Note the "with the same access control" qualifier. If your structure has a mix of data members with different access specifiers, the layout may not be what you might expect, other than the guarantee that given something like:
public:
some_type public_1;
private:
some_type private_1;
public:
some_type public_2;
public_2 will be at a higher address than public_1. Beyond that - unspecified. private_1 could be at a lower or higher address.
Regarding your other question (asked in comments):
Would it be better to use a class instead of a struct then?
In C++, a struct and class are essentially the same, the only difference being that members (and inheritance) of a struct are public by default, whereas with a class they are private by default.
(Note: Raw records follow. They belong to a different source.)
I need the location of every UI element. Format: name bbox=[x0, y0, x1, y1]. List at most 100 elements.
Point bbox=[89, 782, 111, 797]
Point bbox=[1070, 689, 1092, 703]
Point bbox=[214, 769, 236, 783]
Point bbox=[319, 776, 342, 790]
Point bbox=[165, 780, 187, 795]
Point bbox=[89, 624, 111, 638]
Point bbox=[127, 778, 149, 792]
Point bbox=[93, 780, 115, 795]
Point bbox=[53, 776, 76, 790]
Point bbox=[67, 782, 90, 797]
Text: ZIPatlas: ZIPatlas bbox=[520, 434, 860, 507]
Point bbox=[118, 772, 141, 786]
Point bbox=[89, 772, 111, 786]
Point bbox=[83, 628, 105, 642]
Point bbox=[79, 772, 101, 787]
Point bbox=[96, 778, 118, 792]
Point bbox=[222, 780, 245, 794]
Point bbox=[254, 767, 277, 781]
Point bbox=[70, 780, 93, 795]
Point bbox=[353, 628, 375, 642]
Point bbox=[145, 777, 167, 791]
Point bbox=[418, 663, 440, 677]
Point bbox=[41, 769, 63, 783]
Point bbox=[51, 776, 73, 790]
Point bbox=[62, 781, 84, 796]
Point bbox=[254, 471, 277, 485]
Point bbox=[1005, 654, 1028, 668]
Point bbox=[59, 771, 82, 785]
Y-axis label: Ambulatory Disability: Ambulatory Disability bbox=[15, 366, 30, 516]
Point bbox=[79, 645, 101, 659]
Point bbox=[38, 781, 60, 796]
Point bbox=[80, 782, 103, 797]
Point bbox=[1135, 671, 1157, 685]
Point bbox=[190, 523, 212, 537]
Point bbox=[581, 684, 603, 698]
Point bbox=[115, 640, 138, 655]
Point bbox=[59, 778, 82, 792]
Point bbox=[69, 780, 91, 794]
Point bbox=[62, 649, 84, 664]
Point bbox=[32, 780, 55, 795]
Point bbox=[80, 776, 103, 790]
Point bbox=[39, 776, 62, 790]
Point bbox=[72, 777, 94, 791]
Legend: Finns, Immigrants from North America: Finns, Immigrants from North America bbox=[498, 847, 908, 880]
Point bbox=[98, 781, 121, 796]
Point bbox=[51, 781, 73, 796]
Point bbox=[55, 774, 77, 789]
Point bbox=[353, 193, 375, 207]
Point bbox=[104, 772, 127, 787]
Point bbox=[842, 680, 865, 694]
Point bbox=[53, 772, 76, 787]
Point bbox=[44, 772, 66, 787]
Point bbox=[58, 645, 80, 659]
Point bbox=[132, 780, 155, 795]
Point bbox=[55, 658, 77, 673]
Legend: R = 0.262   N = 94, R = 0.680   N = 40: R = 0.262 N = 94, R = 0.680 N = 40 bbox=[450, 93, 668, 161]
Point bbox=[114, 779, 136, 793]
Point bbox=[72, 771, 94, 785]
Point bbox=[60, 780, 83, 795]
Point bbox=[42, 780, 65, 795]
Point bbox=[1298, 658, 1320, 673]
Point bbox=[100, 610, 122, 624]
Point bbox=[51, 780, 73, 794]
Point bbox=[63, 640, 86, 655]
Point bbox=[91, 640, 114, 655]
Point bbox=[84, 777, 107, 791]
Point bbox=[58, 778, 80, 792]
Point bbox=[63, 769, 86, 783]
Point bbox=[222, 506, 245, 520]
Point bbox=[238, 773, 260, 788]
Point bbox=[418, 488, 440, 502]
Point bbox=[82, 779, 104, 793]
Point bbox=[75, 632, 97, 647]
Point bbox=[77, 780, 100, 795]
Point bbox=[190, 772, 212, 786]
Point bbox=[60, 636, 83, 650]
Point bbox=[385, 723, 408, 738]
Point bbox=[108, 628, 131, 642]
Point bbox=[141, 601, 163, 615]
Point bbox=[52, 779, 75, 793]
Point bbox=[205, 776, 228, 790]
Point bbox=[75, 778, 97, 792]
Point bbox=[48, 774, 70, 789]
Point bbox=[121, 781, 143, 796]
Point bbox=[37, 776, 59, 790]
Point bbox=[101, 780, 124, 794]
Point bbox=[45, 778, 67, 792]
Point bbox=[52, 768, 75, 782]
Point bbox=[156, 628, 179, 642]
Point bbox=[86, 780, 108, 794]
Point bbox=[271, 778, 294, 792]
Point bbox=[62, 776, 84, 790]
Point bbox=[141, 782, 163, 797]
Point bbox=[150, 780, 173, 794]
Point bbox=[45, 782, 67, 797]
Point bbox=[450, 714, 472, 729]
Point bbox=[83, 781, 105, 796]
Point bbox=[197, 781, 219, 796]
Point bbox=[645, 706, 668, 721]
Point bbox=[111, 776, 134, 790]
This is made even clearer in a note and example from the Standard:
§3.1 Declarations and definitions [basic.def]
/3 [ Note: In some circumstances, C ++
implementations implicitly define the default constructor (12.1), copy
constructor (12.8), move constructor (12.8), copy assignment operator (12.8), move assignment operator (12.8), or destructor (12.4) member functions. —end note ] [ Example: given
#include <string>
struct C {
std::string s; // std::string is the standard library class (Clause 21)
};
int main() {
C a;
C b = a;
b = a;
}
the implementation will implicitly define functions to make the definition of C equivalent to
struct C {
std::string s;
C() : s() { }
C(const C& x): s(x.s) { }
C(C&& x): s(static_cast<std::string&&>(x.s)) { }
// : s(std::move(x.s)) { }
C& operator=(const C& x) { s = x.s; return *this; }
C& operator=(C&& x) { s = static_cast<std::string&&>(x.s); return *this; }
// { s = std::move(x.s); return *this; }
~C() { }
};
—end example ]
Note that the example from the Standard uses a struct rather than a class to illustrate this point for non-POD structs. This is even more clear when you consider that the definition of a struct in the Standard is in Section 9 - "Classes."
As it is said earlier, struct is always fixed-size.
There are several ways to overcome this limitation:
- Store the pointer and allocate heap memory for it.
- Use "unbound" array of
char[1] as the last member, and allocate memory for the struct itself on the heap.
- Use
union to save some space for overlapping members.